Comme dit avant, si la mise en scène alterne fulgurances et une relative platitude parfois, l'ensemble est d'une noirceur et revêt un esprit tant borderline (voir un ex-policier qui, pour faire justice, menace de tirer une balle à bout portant sur une petite fille est quasi inédit au cinéma) qu'il pourra paraître un peu forcé également. Disons qu'à ce niveau, son réalisateur semble surcharger son film de noirceur pour se faire remarquer, en même temps que de donner à sa pellicule du caractère que lui-même n'a pas forcément.

Cependant, grâce à ces partis pris et un final des plus surprenants, il arrive à remporter la partie.
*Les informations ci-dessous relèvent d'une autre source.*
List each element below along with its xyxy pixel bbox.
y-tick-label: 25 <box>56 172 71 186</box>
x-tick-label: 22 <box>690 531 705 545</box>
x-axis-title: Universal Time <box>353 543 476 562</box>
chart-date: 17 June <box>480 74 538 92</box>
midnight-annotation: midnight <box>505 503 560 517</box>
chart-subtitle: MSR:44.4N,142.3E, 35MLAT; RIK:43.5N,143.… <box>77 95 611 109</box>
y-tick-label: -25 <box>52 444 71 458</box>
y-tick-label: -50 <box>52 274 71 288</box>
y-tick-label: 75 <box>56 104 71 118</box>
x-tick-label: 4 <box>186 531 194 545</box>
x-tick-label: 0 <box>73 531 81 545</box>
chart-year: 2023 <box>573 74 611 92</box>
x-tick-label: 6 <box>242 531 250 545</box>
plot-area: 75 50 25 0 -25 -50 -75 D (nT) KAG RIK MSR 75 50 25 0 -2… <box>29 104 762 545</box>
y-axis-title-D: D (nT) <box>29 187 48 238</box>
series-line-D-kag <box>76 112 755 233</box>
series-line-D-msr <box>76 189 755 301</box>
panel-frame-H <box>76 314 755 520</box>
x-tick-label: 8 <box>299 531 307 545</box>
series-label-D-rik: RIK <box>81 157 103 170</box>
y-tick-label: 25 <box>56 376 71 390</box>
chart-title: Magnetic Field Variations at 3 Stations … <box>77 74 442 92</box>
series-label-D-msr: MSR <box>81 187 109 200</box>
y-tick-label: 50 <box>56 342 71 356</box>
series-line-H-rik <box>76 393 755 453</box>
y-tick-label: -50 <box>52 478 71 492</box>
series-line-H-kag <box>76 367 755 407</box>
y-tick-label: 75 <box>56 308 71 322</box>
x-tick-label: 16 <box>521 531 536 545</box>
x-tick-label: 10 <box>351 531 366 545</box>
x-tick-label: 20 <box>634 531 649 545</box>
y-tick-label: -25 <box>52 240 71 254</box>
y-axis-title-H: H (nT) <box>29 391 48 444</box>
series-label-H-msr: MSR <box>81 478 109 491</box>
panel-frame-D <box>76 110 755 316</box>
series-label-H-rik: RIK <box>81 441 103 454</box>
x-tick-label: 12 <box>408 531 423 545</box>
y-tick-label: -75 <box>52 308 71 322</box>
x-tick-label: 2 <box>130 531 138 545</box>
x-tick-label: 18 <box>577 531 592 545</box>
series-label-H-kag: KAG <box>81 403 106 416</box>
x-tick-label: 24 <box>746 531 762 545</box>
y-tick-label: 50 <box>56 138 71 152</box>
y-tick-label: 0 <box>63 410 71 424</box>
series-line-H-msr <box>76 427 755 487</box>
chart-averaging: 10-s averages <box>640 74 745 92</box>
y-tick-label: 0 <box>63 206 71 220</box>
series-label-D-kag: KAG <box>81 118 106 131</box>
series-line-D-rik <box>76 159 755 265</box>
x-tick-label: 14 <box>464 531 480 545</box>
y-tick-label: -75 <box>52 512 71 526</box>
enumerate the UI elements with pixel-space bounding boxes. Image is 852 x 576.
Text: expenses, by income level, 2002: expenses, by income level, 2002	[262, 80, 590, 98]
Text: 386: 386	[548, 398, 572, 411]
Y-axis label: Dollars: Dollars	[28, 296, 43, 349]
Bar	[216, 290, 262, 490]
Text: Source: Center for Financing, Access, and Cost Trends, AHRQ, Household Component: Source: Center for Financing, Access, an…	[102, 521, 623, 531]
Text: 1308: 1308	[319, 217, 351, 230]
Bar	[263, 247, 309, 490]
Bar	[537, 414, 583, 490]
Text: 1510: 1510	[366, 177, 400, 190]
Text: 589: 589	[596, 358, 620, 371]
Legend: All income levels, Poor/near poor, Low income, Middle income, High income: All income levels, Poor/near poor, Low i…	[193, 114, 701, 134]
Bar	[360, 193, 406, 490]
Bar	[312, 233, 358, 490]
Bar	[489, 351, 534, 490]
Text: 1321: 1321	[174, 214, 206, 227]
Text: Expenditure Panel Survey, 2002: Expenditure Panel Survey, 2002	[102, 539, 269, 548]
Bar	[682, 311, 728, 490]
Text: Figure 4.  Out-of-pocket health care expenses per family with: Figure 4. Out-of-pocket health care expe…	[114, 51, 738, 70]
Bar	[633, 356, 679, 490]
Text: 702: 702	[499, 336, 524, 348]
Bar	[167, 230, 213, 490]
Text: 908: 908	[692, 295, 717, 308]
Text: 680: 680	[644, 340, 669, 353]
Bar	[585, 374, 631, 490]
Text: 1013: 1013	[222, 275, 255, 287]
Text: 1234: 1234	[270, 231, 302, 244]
Son personnage principal déchu est surchargé de noir tant et si bien qu'il frôle la caricature. Néanmoins, campé par un Stacy Keach au meilleur de sa forme (on pense étonnamment parfois au Patrick Dewaere de "Série noire", autant physiquement que dans le rôle tenu), cela passe tout compte fait pas mal du tout.

 

 

Si Stacy Keach donne du relief au film, il est impossible de rester indifférent à l'incroyable prestation livrée par un Stephen Boyd autant déchaîné que semblant miné de l'intérieur : amaigri, arborant un visage émacié pourvu d'énormes rouflaquettes, on rappelle que l'acteur cassera sa pipe la même année, ce, d'une crise cardiaque, à l'âge précoce de 45 ans. Dans The Squeeze, il en paraît dix de plus au bas mot, distillant le sentiment troublant de n'avoir plus rien à perdre (tout comme le personnage de Jim Naboth de l'autre côté). Quoi qu'il en soit, il est ici le second maillon fort qui contribue à la réussite de ce polar noir comme une cité minière. Le reste du casting n'a pas forcément la même force, mais les interprétations, plus en retrait, de David Hemmings ou de Edward Fox, restent très solides. Il en va de même pour la très électrique présence de Alan Ford qu'on retrouvera d'ailleurs dans Racket.

 

 

En tout cas, même inégal dans ses intentions comme dans le résultat à l'écran, The Squeeze demeure un incontournable des polars urbains britanniques des années 70 qui reste encore à ce jour, à découvrir.